L’attachement se révèle à la douleur de la perte. Étonnante est l’émotion qui saisit la ville, la patrie et la terre entière au spectacle de notre cathédrale en flammes. Que nous soyons frappés, fidèles de l’Église à Paris qui y vécûmes tant de prières et de grâces, bien sûr ! Mais l’onde de choc s’étend loin au-delà de nos cercles fidèles, et la ferveur des échos qu’elle renvoie dépasse la mesure des sympathies d’usage. « Un seul être vous manque et tout est dépeuplé » dit le poète. Notre-Dame manque au monde, et le monde est orphelin.

Lamartine écrit « L’isolement » dans la douleur d’avoir perdu sa bien-aimée, magnifiant ses sentiments à sa manière romantique. Mais la profondeur de son intuition rejoint l’universelle nostalgie quand il aspire à « ce bien idéal que toute âme désire, et qui n’a pas de nom au terrestre séjour ». De même, notre tristesse de ne plus entendre au présent désormais sur le parvis : « s’élançant de la flèche gothique, un son religieux se répand dans les airs... et la cloche rustique aux derniers bruits du jour mêle de saints concerts », rejoint un motif plus grand de nos serrements de cœur.

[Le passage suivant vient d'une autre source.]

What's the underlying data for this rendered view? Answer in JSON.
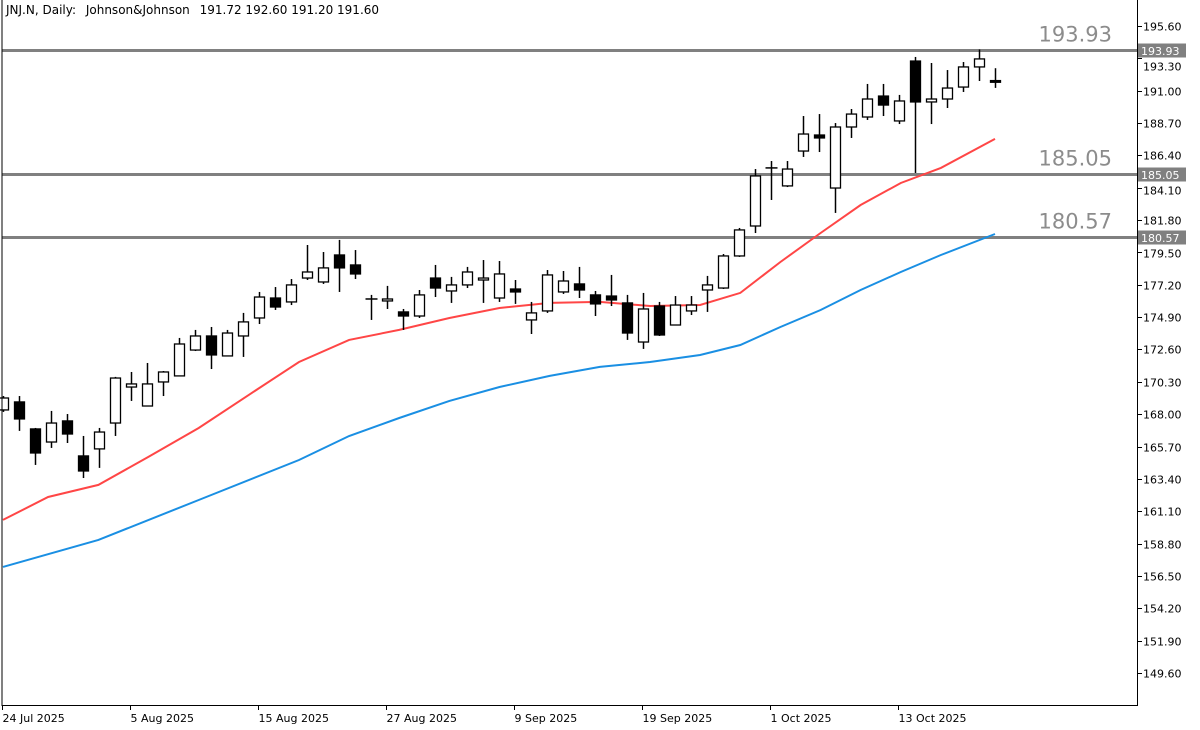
{
  "header": {
    "symbol": "JNJ.N, Daily:",
    "name": "Johnson&Johnson",
    "ohlc_text": "191.72 192.60 191.20 191.60"
  },
  "colors": {
    "ma_fast": "#ff4646",
    "ma_slow": "#1a8fe3",
    "level": "#808080",
    "level_text": "#8c8c8c",
    "candle": "#000000"
  },
  "chart_data": {
    "type": "candlestick",
    "title": "JNJ.N, Daily: Johnson&Johnson",
    "ylim": [
      147.32,
      197.45
    ],
    "y_ticks": [
      "195.60",
      "193.30",
      "191.00",
      "188.70",
      "186.40",
      "184.10",
      "181.80",
      "179.50",
      "177.20",
      "174.90",
      "172.60",
      "170.30",
      "168.00",
      "165.70",
      "163.40",
      "161.10",
      "158.80",
      "156.50",
      "154.20",
      "151.90",
      "149.60"
    ],
    "x_ticks": [
      {
        "bar": 0,
        "label": "24 Jul 2025"
      },
      {
        "bar": 8,
        "label": "5 Aug 2025"
      },
      {
        "bar": 16,
        "label": "15 Aug 2025"
      },
      {
        "bar": 24,
        "label": "27 Aug 2025"
      },
      {
        "bar": 32,
        "label": "9 Sep 2025"
      },
      {
        "bar": 40,
        "label": "19 Sep 2025"
      },
      {
        "bar": 48,
        "label": "1 Oct 2025"
      },
      {
        "bar": 56,
        "label": "13 Oct 2025"
      }
    ],
    "ohlc": [
      [
        168.3,
        169.29,
        168.16,
        169.15
      ],
      [
        168.87,
        169.29,
        166.81,
        167.66
      ],
      [
        166.95,
        167.02,
        164.39,
        165.24
      ],
      [
        166.02,
        168.23,
        165.6,
        167.37
      ],
      [
        167.52,
        168.01,
        165.95,
        166.59
      ],
      [
        165.03,
        166.45,
        163.46,
        163.96
      ],
      [
        165.53,
        167.02,
        164.18,
        166.73
      ],
      [
        167.37,
        170.65,
        166.45,
        170.57
      ],
      [
        169.93,
        171.0,
        168.94,
        170.15
      ],
      [
        168.58,
        171.64,
        168.58,
        170.15
      ],
      [
        170.29,
        171.07,
        169.29,
        171.0
      ],
      [
        170.72,
        173.42,
        170.72,
        172.99
      ],
      [
        172.56,
        173.99,
        172.49,
        173.56
      ],
      [
        173.56,
        174.2,
        171.21,
        172.21
      ],
      [
        172.14,
        173.99,
        172.14,
        173.77
      ],
      [
        173.56,
        175.2,
        172.07,
        174.56
      ],
      [
        174.84,
        176.69,
        174.41,
        176.33
      ],
      [
        176.26,
        177.04,
        175.41,
        175.62
      ],
      [
        175.98,
        177.61,
        175.76,
        177.19
      ],
      [
        177.68,
        180.03,
        177.54,
        178.11
      ],
      [
        177.4,
        179.53,
        177.26,
        178.4
      ],
      [
        179.32,
        180.39,
        176.69,
        178.4
      ],
      [
        178.61,
        179.67,
        177.61,
        177.97
      ],
      [
        176.19,
        176.48,
        174.7,
        176.19
      ],
      [
        176.05,
        177.12,
        175.48,
        176.19
      ],
      [
        175.27,
        175.48,
        173.99,
        174.98
      ],
      [
        174.98,
        176.83,
        174.84,
        176.48
      ],
      [
        177.68,
        178.61,
        176.33,
        176.97
      ],
      [
        176.76,
        177.76,
        175.91,
        177.19
      ],
      [
        177.19,
        178.47,
        176.97,
        178.11
      ],
      [
        177.54,
        178.96,
        175.91,
        177.68
      ],
      [
        176.26,
        178.89,
        175.98,
        177.97
      ],
      [
        176.9,
        177.54,
        175.84,
        176.69
      ],
      [
        174.7,
        175.98,
        173.7,
        175.2
      ],
      [
        175.34,
        178.25,
        175.2,
        177.9
      ],
      [
        176.69,
        178.18,
        176.55,
        177.47
      ],
      [
        177.26,
        178.47,
        176.26,
        176.83
      ],
      [
        176.48,
        176.76,
        174.98,
        175.84
      ],
      [
        176.4,
        177.9,
        175.69,
        176.12
      ],
      [
        175.91,
        176.48,
        173.28,
        173.77
      ],
      [
        173.13,
        176.62,
        172.64,
        175.48
      ],
      [
        175.69,
        175.98,
        173.56,
        173.63
      ],
      [
        174.34,
        176.4,
        174.34,
        175.76
      ],
      [
        175.34,
        176.4,
        175.05,
        175.76
      ],
      [
        176.83,
        177.83,
        175.27,
        177.19
      ],
      [
        176.97,
        179.39,
        176.9,
        179.25
      ],
      [
        179.25,
        181.24,
        179.18,
        181.1
      ],
      [
        181.38,
        185.43,
        180.88,
        184.94
      ],
      [
        185.51,
        186.0,
        183.23,
        185.51
      ],
      [
        184.23,
        186.0,
        184.15,
        185.43
      ],
      [
        186.71,
        189.2,
        186.29,
        187.92
      ],
      [
        187.85,
        189.34,
        186.64,
        187.64
      ],
      [
        184.08,
        188.7,
        182.31,
        188.42
      ],
      [
        188.42,
        189.7,
        187.64,
        189.34
      ],
      [
        189.13,
        191.48,
        188.92,
        190.41
      ],
      [
        190.62,
        191.48,
        189.2,
        189.98
      ],
      [
        188.85,
        190.7,
        188.63,
        190.27
      ],
      [
        193.11,
        193.4,
        185.15,
        190.2
      ],
      [
        190.2,
        192.97,
        188.63,
        190.41
      ],
      [
        190.41,
        192.47,
        189.77,
        191.19
      ],
      [
        191.26,
        193.04,
        190.91,
        192.69
      ],
      [
        192.69,
        193.93,
        191.69,
        193.26
      ],
      [
        191.72,
        192.6,
        191.2,
        191.6
      ]
    ],
    "series": [
      {
        "name": "ma-fast",
        "points": [
          [
            0,
            160.48
          ],
          [
            2.82,
            162.11
          ],
          [
            5.96,
            162.97
          ],
          [
            9.09,
            164.96
          ],
          [
            12.23,
            167.02
          ],
          [
            15.36,
            169.37
          ],
          [
            18.5,
            171.71
          ],
          [
            21.63,
            173.28
          ],
          [
            24.76,
            173.99
          ],
          [
            27.9,
            174.84
          ],
          [
            31.03,
            175.55
          ],
          [
            34.17,
            175.91
          ],
          [
            37.3,
            175.98
          ],
          [
            40.44,
            175.69
          ],
          [
            43.57,
            175.76
          ],
          [
            46.08,
            176.62
          ],
          [
            48.59,
            178.82
          ],
          [
            51.1,
            180.88
          ],
          [
            53.6,
            182.87
          ],
          [
            56.11,
            184.44
          ],
          [
            58.62,
            185.51
          ],
          [
            62,
            187.57
          ]
        ]
      },
      {
        "name": "ma-slow",
        "points": [
          [
            0,
            157.14
          ],
          [
            5.96,
            159.06
          ],
          [
            12.23,
            161.9
          ],
          [
            18.5,
            164.74
          ],
          [
            21.63,
            166.45
          ],
          [
            24.76,
            167.73
          ],
          [
            27.9,
            168.94
          ],
          [
            31.03,
            169.93
          ],
          [
            34.17,
            170.72
          ],
          [
            37.3,
            171.36
          ],
          [
            40.44,
            171.71
          ],
          [
            43.57,
            172.21
          ],
          [
            46.08,
            172.92
          ],
          [
            48.59,
            174.2
          ],
          [
            51.1,
            175.41
          ],
          [
            53.6,
            176.83
          ],
          [
            56.11,
            178.11
          ],
          [
            58.62,
            179.32
          ],
          [
            62,
            180.81
          ]
        ]
      }
    ],
    "levels": [
      {
        "value": 193.93,
        "label": "193.93"
      },
      {
        "value": 185.05,
        "label": "185.05"
      },
      {
        "value": 180.57,
        "label": "180.57"
      }
    ]
  }
}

Depuis 2000 ans, en effet, il manque quelque chose au monde : le corps du Seigneur que l’on cherche encore, a disparu de notre sphère sensible. Dans nos détresses, nous en éprouvons l’absence. Mais, remplis de l’Esprit, nous vivons la présence qu’il nous a promise jusqu’au bout de l’histoire où il nous attend, ressuscité et vainqueur du tout mal. C’est le mystère et le miracle de notre foi qui apaise les plus sombres peines à sa lumière. Nous croyons que cette foi s’offre à chacun en réponse au gémissement de la création en souffrance, c’est pourquoi elle nous presse aussi de l’annoncer à tous : puissions-nous tirer de cette perte le bien d’un renouveau en notre temps pour l’Évangile de Pâques.